Ben Urwand will discuss “The Collaboration: Hollywood’s Pact with Hitler,” 7:30-9:30 p.m., Wednesday, Nov. 13, at the Marcus Jewish Community Center, Zaban Park, 5342 Tilly Mill Road, Dunwoody. Tickets: $18; members: $13. Information: 678-812-4005; www.atlantajcc.org/

Hitler was fascinated with Hollywood, sometimes watching two films a day, and as the Third Reich rose to power during the 1930s, Hollywood did what it could to keep the Fuehrer pleased and German audiences entertained.

New scholarship shows just how far the studios were willing to bend to keep their films circulating in the Fatherland. American moviemakers agreed to cut scenes from movies, scuttled entire projects and removed Jews from roles in front of and behind the camera.

The true history of the era is dismal, but is it as dismal as portrayed by Ben Urwand?
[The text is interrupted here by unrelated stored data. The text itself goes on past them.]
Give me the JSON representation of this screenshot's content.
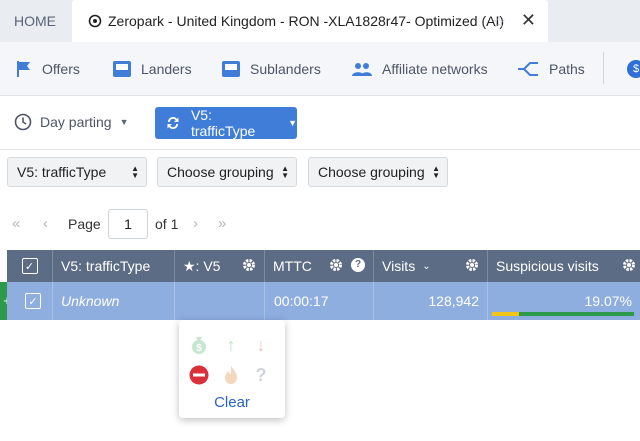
{
  "tabs": {
    "home_label": "HOME",
    "active_title": "Zeropark - United Kingdom - RON -XLA1828r47- Optimized (AI)"
  },
  "nav": {
    "items": [
      "Offers",
      "Landers",
      "Sublanders",
      "Affiliate networks",
      "Paths"
    ]
  },
  "toolbar": {
    "day_parting": "Day parting",
    "traffic_type_button": "V5: trafficType"
  },
  "groupings": [
    "V5: trafficType",
    "Choose grouping",
    "Choose grouping"
  ],
  "pager": {
    "page_label": "Page",
    "current_page": "1",
    "of_label": "of 1"
  },
  "table": {
    "headers": [
      "V5: trafficType",
      "★: V5",
      "MTTC",
      "Visits",
      "Suspicious visits"
    ],
    "row": {
      "traffic_type": "Unknown",
      "v5": "",
      "mttc": "00:00:17",
      "visits": "128,942",
      "suspicious_visits": "19.07%"
    },
    "suspicious_fraction": 0.19
  },
  "popup": {
    "icons": [
      "money-bag-icon",
      "arrow-up-icon",
      "arrow-down-icon",
      "stop-icon",
      "fire-icon",
      "question-icon"
    ],
    "clear_label": "Clear"
  },
  "colors": {
    "accent": "#3f7dd9",
    "table_header": "#5c6c84",
    "row_selected": "#8eaee0",
    "positive": "#2c9a4a",
    "warning": "#f0c419",
    "danger": "#d9303b"
  }
}
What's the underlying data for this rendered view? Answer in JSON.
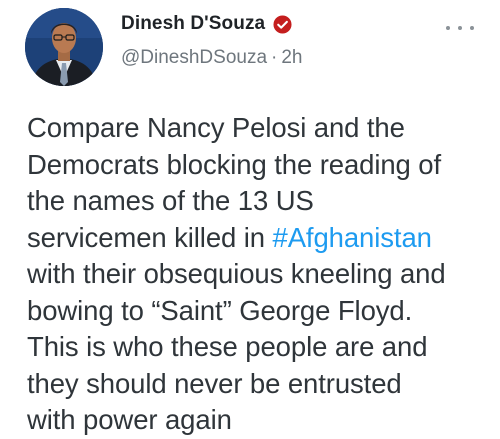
{
  "author": {
    "display_name": "Dinesh D'Souza",
    "handle": "@DineshDSouza",
    "separator": "·",
    "time": "2h",
    "verified": true,
    "avatar_icon": "profile-photo"
  },
  "more_icon": "more-horizontal-icon",
  "colors": {
    "verified_badge": "#c41e1e",
    "hashtag": "#1d9bf0",
    "muted": "#6e767d"
  },
  "tweet": {
    "lines": [
      {
        "pre": "Compare Nancy Pelosi and the",
        "hashtag": "",
        "post": ""
      },
      {
        "pre": "Democrats blocking the reading of",
        "hashtag": "",
        "post": ""
      },
      {
        "pre": "the names of the 13 US",
        "hashtag": "",
        "post": ""
      },
      {
        "pre": "servicemen killed in ",
        "hashtag": "#Afghanistan",
        "post": ""
      },
      {
        "pre": "with their obsequious kneeling and",
        "hashtag": "",
        "post": ""
      },
      {
        "pre": "bowing to “Saint” George Floyd.",
        "hashtag": "",
        "post": ""
      },
      {
        "pre": "This is who these people are and",
        "hashtag": "",
        "post": ""
      },
      {
        "pre": "they should never be entrusted",
        "hashtag": "",
        "post": ""
      },
      {
        "pre": "with power again",
        "hashtag": "",
        "post": ""
      }
    ]
  }
}
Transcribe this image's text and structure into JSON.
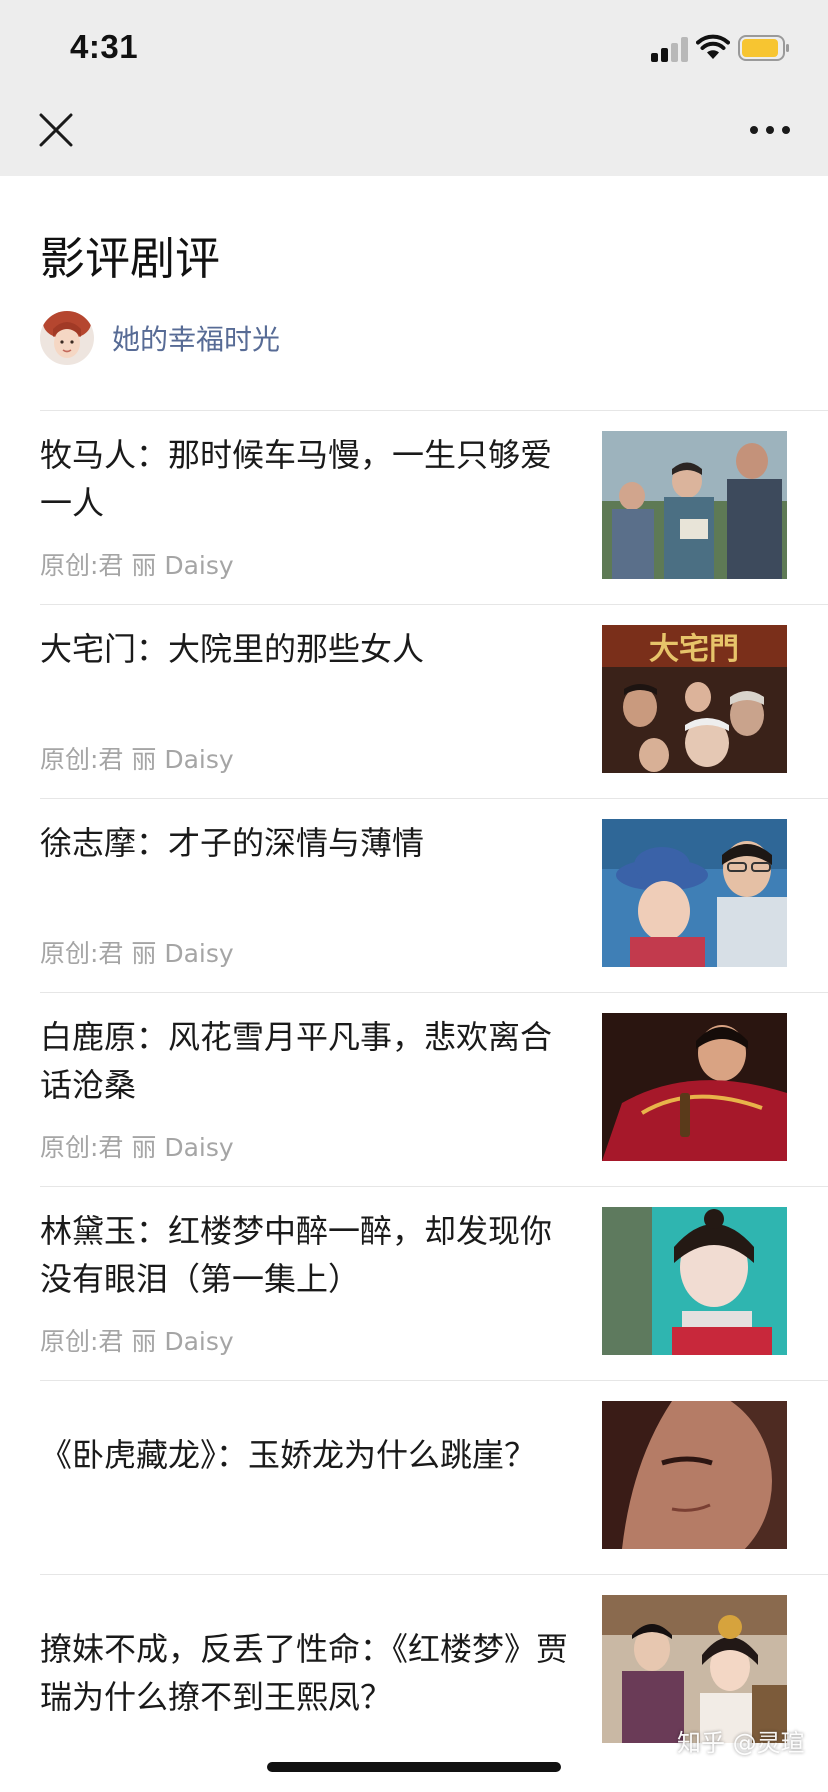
{
  "status_bar": {
    "time": "4:31",
    "battery_color": "#f7c531"
  },
  "header": {
    "close_icon": "close-icon",
    "more_icon": "more-horizontal-icon"
  },
  "page": {
    "title": "影评剧评",
    "author": "她的幸福时光",
    "author_color": "#576b95"
  },
  "articles": [
    {
      "title": "牧马人：那时候车马慢，一生只够爱一人",
      "source": "原创:君 丽 Daisy"
    },
    {
      "title": "大宅门：大院里的那些女人",
      "source": "原创:君 丽 Daisy",
      "thumb_text": "大宅門"
    },
    {
      "title": "徐志摩：才子的深情与薄情",
      "source": "原创:君 丽 Daisy"
    },
    {
      "title": "白鹿原：风花雪月平凡事，悲欢离合话沧桑",
      "source": "原创:君 丽 Daisy"
    },
    {
      "title": "林黛玉：红楼梦中醉一醉，却发现你没有眼泪（第一集上）",
      "source": "原创:君 丽 Daisy"
    },
    {
      "title": "《卧虎藏龙》：玉娇龙为什么跳崖？",
      "source": ""
    },
    {
      "title": "撩妹不成，反丢了性命：《红楼梦》贾瑞为什么撩不到王熙凤？",
      "source": ""
    }
  ],
  "watermark": "知乎 @灵瑄"
}
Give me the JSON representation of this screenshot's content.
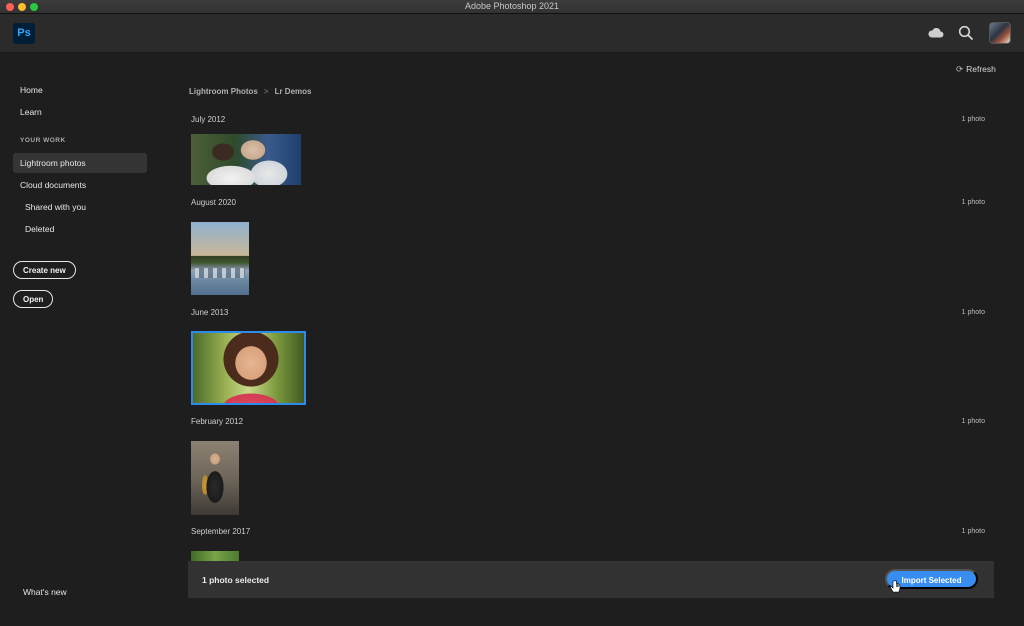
{
  "window": {
    "title": "Adobe Photoshop 2021"
  },
  "app": {
    "logo": "Ps",
    "brand_color": "#31a8ff",
    "header_icons": [
      "cloud-icon",
      "search-icon",
      "avatar"
    ]
  },
  "sidebar": {
    "home": "Home",
    "learn": "Learn",
    "section": "YOUR WORK",
    "lightroom": "Lightroom photos",
    "cloud_docs": "Cloud documents",
    "shared": "Shared with you",
    "deleted": "Deleted",
    "create_new": "Create new",
    "open": "Open",
    "whats_new": "What's new"
  },
  "main": {
    "refresh": "Refresh",
    "breadcrumb": {
      "root": "Lightroom Photos",
      "separator": ">",
      "current": "Lr Demos"
    },
    "groups": [
      {
        "date": "July 2012",
        "count": "1 photo"
      },
      {
        "date": "August 2020",
        "count": "1 photo"
      },
      {
        "date": "June 2013",
        "count": "1 photo",
        "selected": true
      },
      {
        "date": "February 2012",
        "count": "1 photo"
      },
      {
        "date": "September 2017",
        "count": "1 photo"
      }
    ]
  },
  "footer": {
    "selection": "1 photo selected",
    "import_button": "Import Selected",
    "accent": "#378ef0"
  }
}
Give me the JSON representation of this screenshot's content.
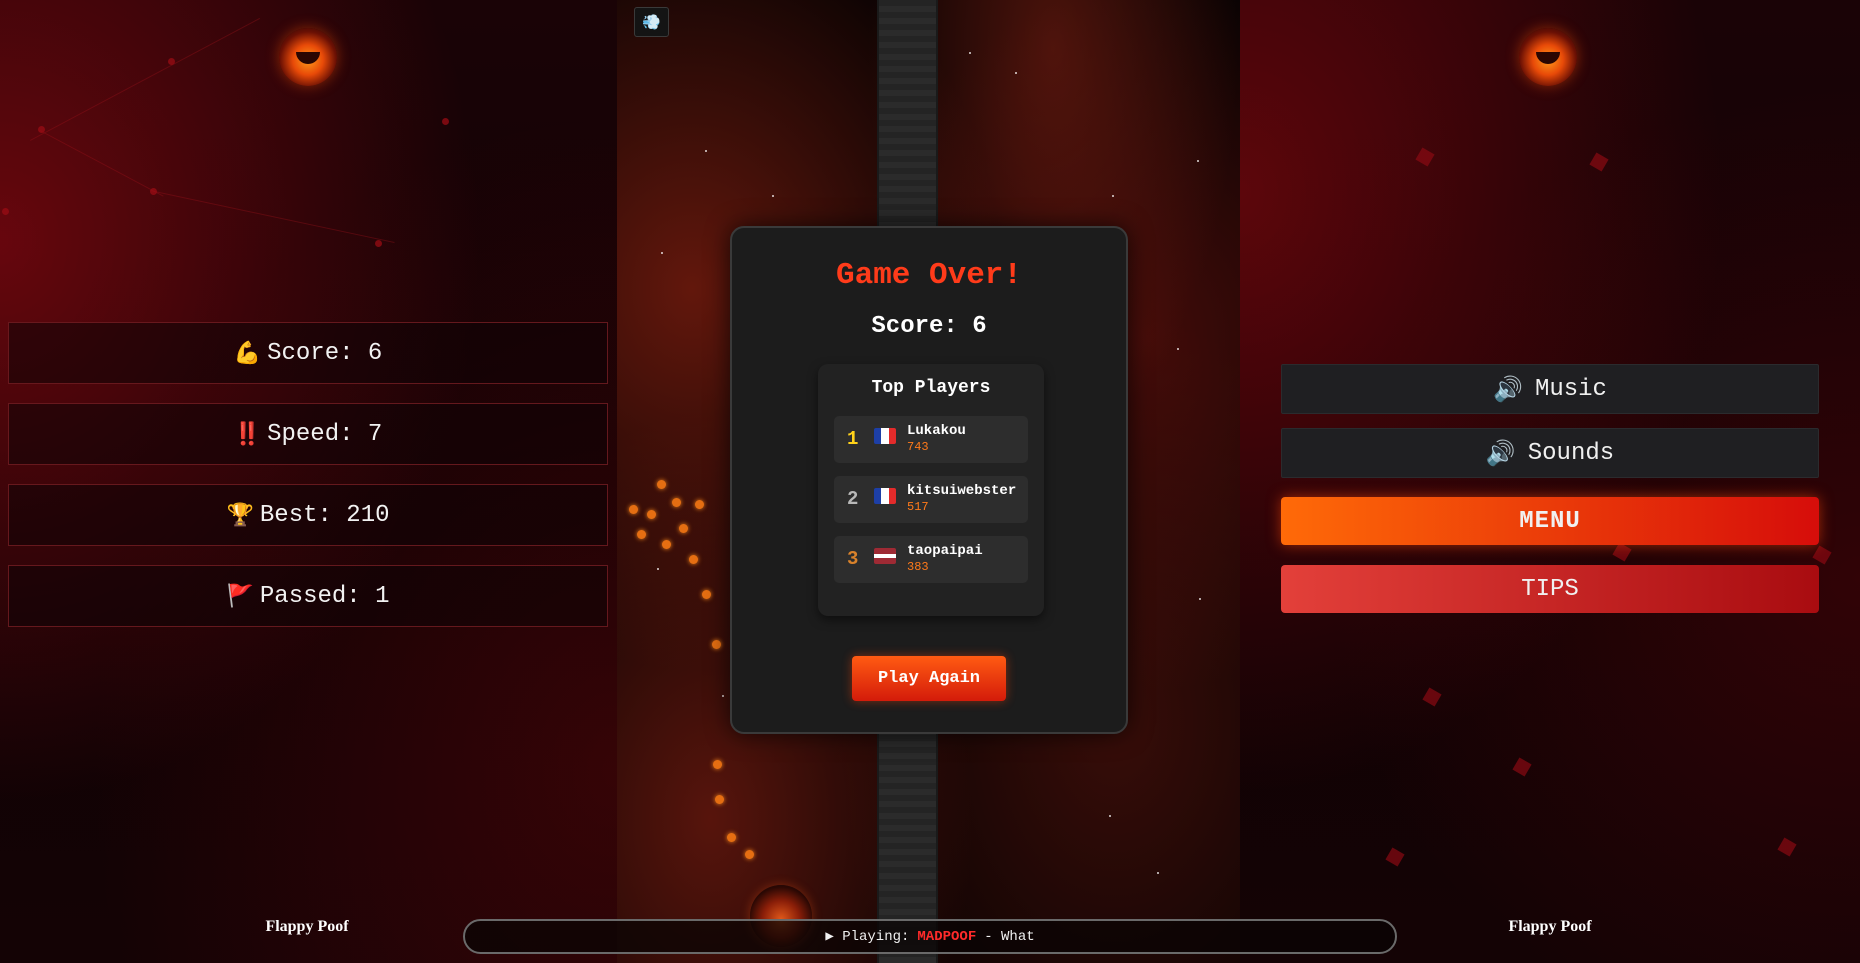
{
  "left_panel": {
    "stats": [
      {
        "icon": "💪",
        "icon_name": "flexed-biceps-icon",
        "label": "Score: 6"
      },
      {
        "icon": "‼️",
        "icon_name": "double-exclamation-icon",
        "label": "Speed: 7"
      },
      {
        "icon": "🏆",
        "icon_name": "trophy-icon",
        "label": "Best: 210"
      },
      {
        "icon": "🚩",
        "icon_name": "red-flag-icon",
        "label": "Passed: 1"
      }
    ],
    "brand": "Flappy Poof"
  },
  "right_panel": {
    "music_icon": "🔊",
    "music_label": "Music",
    "sounds_icon": "🔊",
    "sounds_label": "Sounds",
    "menu_label": "MENU",
    "tips_label": "TIPS",
    "brand": "Flappy Poof"
  },
  "game": {
    "pause_icon": "💨"
  },
  "game_over": {
    "title": "Game Over!",
    "score": "Score: 6",
    "leaderboard_title": "Top Players",
    "players": [
      {
        "rank": "1",
        "name": "Lukakou",
        "points": "743",
        "rank_color": "#ffd21a",
        "flag": "france"
      },
      {
        "rank": "2",
        "name": "kitsuiwebster",
        "points": "517",
        "rank_color": "#b8b8b8",
        "flag": "france"
      },
      {
        "rank": "3",
        "name": "taopaipai",
        "points": "383",
        "rank_color": "#d9822b",
        "flag": "latvia"
      }
    ],
    "play_again_label": "Play Again"
  },
  "now_playing": {
    "prefix": "▶ Playing:",
    "artist": "MADPOOF",
    "separator": "- What"
  },
  "colors": {
    "accent_orange": "#ff5b12",
    "accent_red": "#d41b0a",
    "title_red": "#ff3b1a",
    "points_orange": "#ff7a1a"
  }
}
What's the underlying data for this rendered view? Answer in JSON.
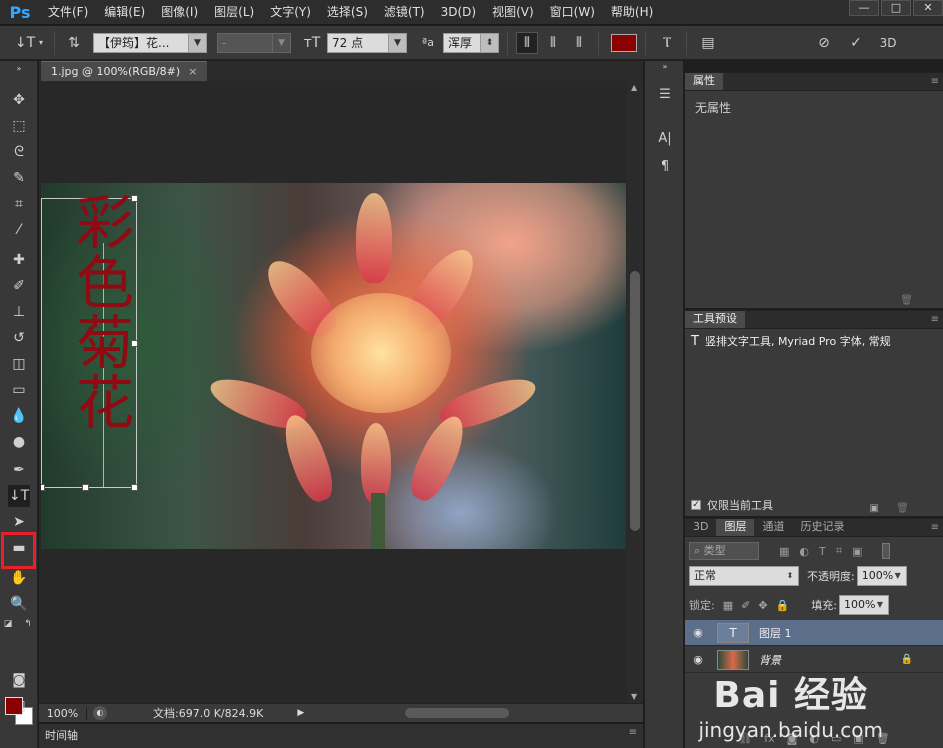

A member of the Harvard Society of Fellows and author of “The Collaboration: Hollywood’s Pact with Hitler,” Urwand, will speak Wednesday, Nov. 13, at the Marcus Jewish Community Center during the Center’s annual book festival.

Urwand suggests that not only were the U.S. studios self-censoring, but they responded to requests from the German consul in Los Angeles, Georg Gyssling, who had the power to deny access to the German market, nixing those that were critical of the Third Reich.

The book has triggered rebuttals from the New Yorker magazine’s film critic David Denby and has prompted a relative of film mogul Louis B. Mayer to call for Urwand’s Atlanta appearance to be canceled.

Part of the reaction against “The Collaboration” is due to Urwand’s title. “When I hear words like ‘collaboration’ and ‘pact,’ steam starts coming out of my ears,” said Thomas Doherty, author of “Hollywood and Hitler, 1933-1939,” which examines the same time period.

“The word ‘collaboration’ is a trigger word,” Doherty added. “You use that to describe the Vichy government and Quisling in Norway; that’s the word you use to describe people who are actively collaborating with the Nazis and helping the Nazis deport Jews to Auschwitz.”

Urwand replies that the terms appeared often in communication between the studios and Gyssling, and that some of the actions of the American studios actually did aid the German war effort.

Chief among such actions were the studios’ decisions to send crews to Germany to film Nazi rallies and military parades, producing images that were used in German propaganda films to glorify the Third Reich.

Yes, the studios colluded with propaganda minister Joseph Goebbels, but it was the only way for them to film inside Germany, said Doherty. That film was re-edited in the U.S. with American voice-overs as a way to raise the alarm about the Nazi war machine, he added.

But Urwand said the American versions don’t excuse the fact that the studios participated in the propaganda effort, and that “in Germany those newsreels were used to mobilize support for Adolph Hitler.”

It is a contentious subject, made more so by the fact that most of the Hollywood studios were run by Jewish immigrants from Eastern Europe who should have been doing their utmost to fight Nazism.

Doherty insists that through such organizations as the Hollywood Anti-Nazi League, “Hollywood did more to alert Americans to what Naziism was than any other industry in America.”

Urwand will appear at the Marcus Center in dialogue with Matthew Bernstein, professor and chair of film and media studies at Emory University. Bernstein said the idea of canceling the event is “absurd,” and said he welcomed a chance to host a discussion in which scholarly research is the focus. “This is an opportunity - unusual, rare, almost non-existent - to have a conversation about historical research methods and interpretation.”

Alicia Mayer, who, like Urwand is a native of Australia, has written that Urwand’s book constitutes a slanderous attack on her great-uncle, film mogul Louis B. Mayer.

But Urwand said those sympathies are misplaced. “What we need to do here is remember who the real victims are,” he said. “The victims are not the studio executives. The studio executives were doing excellent business, leading fine lives and doing deals with the Nazis. The victims are the 6 million Jews who perished in Europe.”